The whole business had a funny feel about it. Could it be, I wondered, that I had stumbled on some great migration, with all the dinosaurs heading out for some place else?

I got so interested in watching that I was downright careless and it was foolish of me. I was in another world and there could have been all sorts of dangers and I should have been watching out for them, but I was just sitting there, flat upon my backside, as if I were at home.

Suddenly there was a pounding, as if someone had turned loose a piledriver, coming up behind me and coming very fast. I dropped the glasses and twisted around and as I did something big and tall rushed past me, no more than three feet away, so close it almost brushed me. I got just a brief impression of it as it went by—huge and gray and scaly.
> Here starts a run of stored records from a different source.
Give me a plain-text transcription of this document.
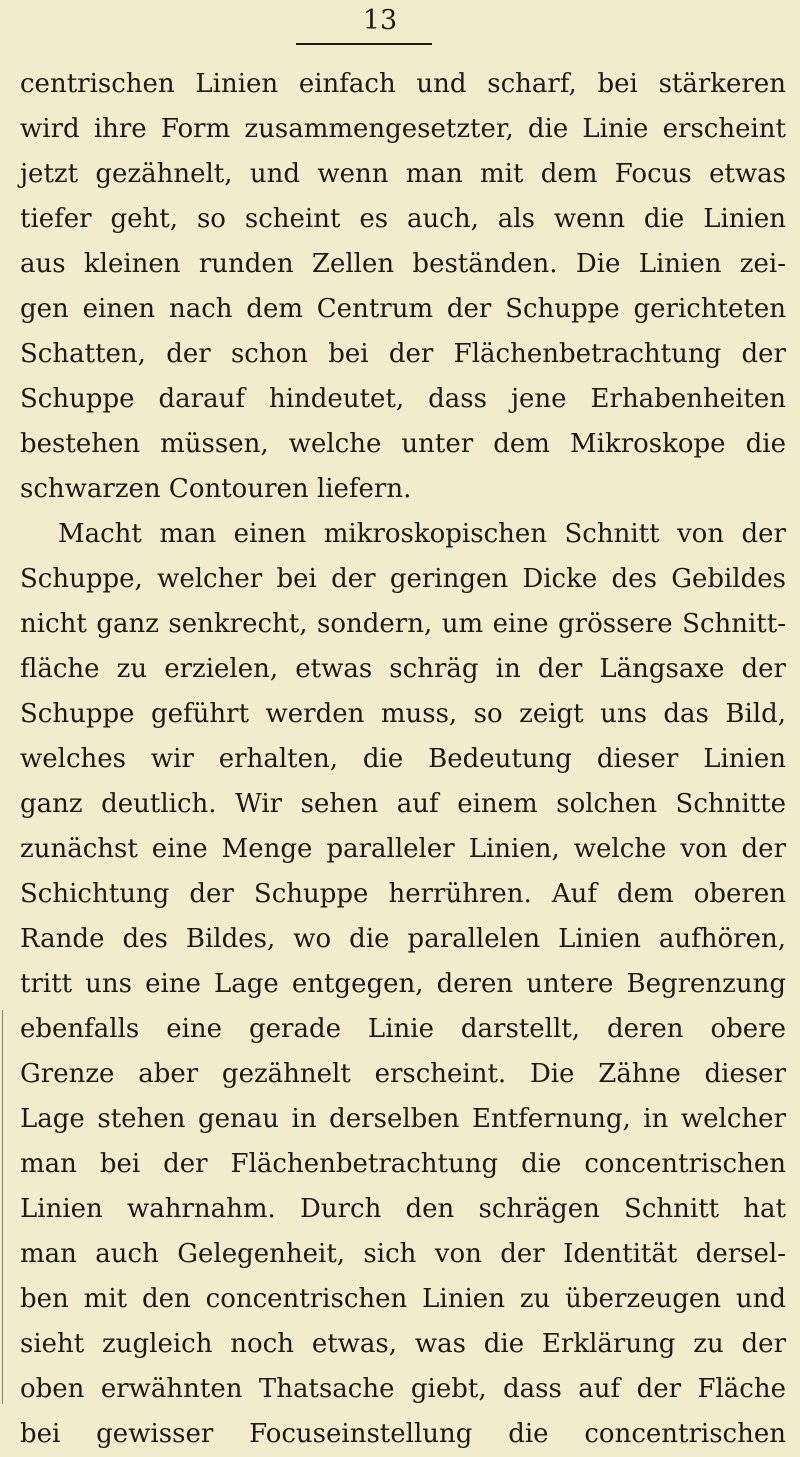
13
centrischen Linien einfach und scharf, bei stärkeren
wird ihre Form zusammengesetzter, die Linie erscheint
jetzt gezähnelt, und wenn man mit dem Focus etwas
tiefer geht, so scheint es auch, als wenn die Linien
aus kleinen runden Zellen beständen. Die Linien zei-
gen einen nach dem Centrum der Schuppe gerichteten
Schatten, der schon bei der Flächenbetrachtung der
Schuppe darauf hindeutet, dass jene Erhabenheiten
bestehen müssen, welche unter dem Mikroskope die
schwarzen Contouren liefern.
Macht man einen mikroskopischen Schnitt von der
Schuppe, welcher bei der geringen Dicke des Gebildes
nicht ganz senkrecht, sondern, um eine grössere Schnitt-
fläche zu erzielen, etwas schräg in der Längsaxe der
Schuppe geführt werden muss, so zeigt uns das Bild,
welches wir erhalten, die Bedeutung dieser Linien
ganz deutlich. Wir sehen auf einem solchen Schnitte
zunächst eine Menge paralleler Linien, welche von der
Schichtung der Schuppe herrühren. Auf dem oberen
Rande des Bildes, wo die parallelen Linien aufhören,
tritt uns eine Lage entgegen, deren untere Begrenzung
ebenfalls eine gerade Linie darstellt, deren obere
Grenze aber gezähnelt erscheint. Die Zähne dieser
Lage stehen genau in derselben Entfernung, in welcher
man bei der Flächenbetrachtung die concentrischen
Linien wahrnahm. Durch den schrägen Schnitt hat
man auch Gelegenheit, sich von der Identität dersel-
ben mit den concentrischen Linien zu überzeugen und
sieht zugleich noch etwas, was die Erklärung zu der
oben erwähnten Thatsache giebt, dass auf der Fläche
bei gewisser Focuseinstellung die concentrischen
Then, as it went tearing down the hill, I saw what it was and I had a cold and sinking feeling clear down in my gizzard. For I had been almost run down by the big boy of them all—Tyrannosaurus rex.

His two great legs worked like driving pistons and the light of the sun glinted off the wicked, recurved claws as his feet pumped up and down. His tail rode low and awkward, but there was no awkwardness in the way he moved. His monstrous head swung from side to side, with the great rows of teeth showing in the gaping mouth, and he left behind him a faint foul smell—I suppose from the carrion he ate. But the big surprise was that the wattles hanging underneath his throat were a brilliant iridescence—red and green and gold and purple, the color of them shifting as he swung his head.

I watched him for just a second and then I jumped up and headed for the time machine. I was more scared than I like to think about. I had, I want to testify right here, seen enough of dinosaurs for a lifetime.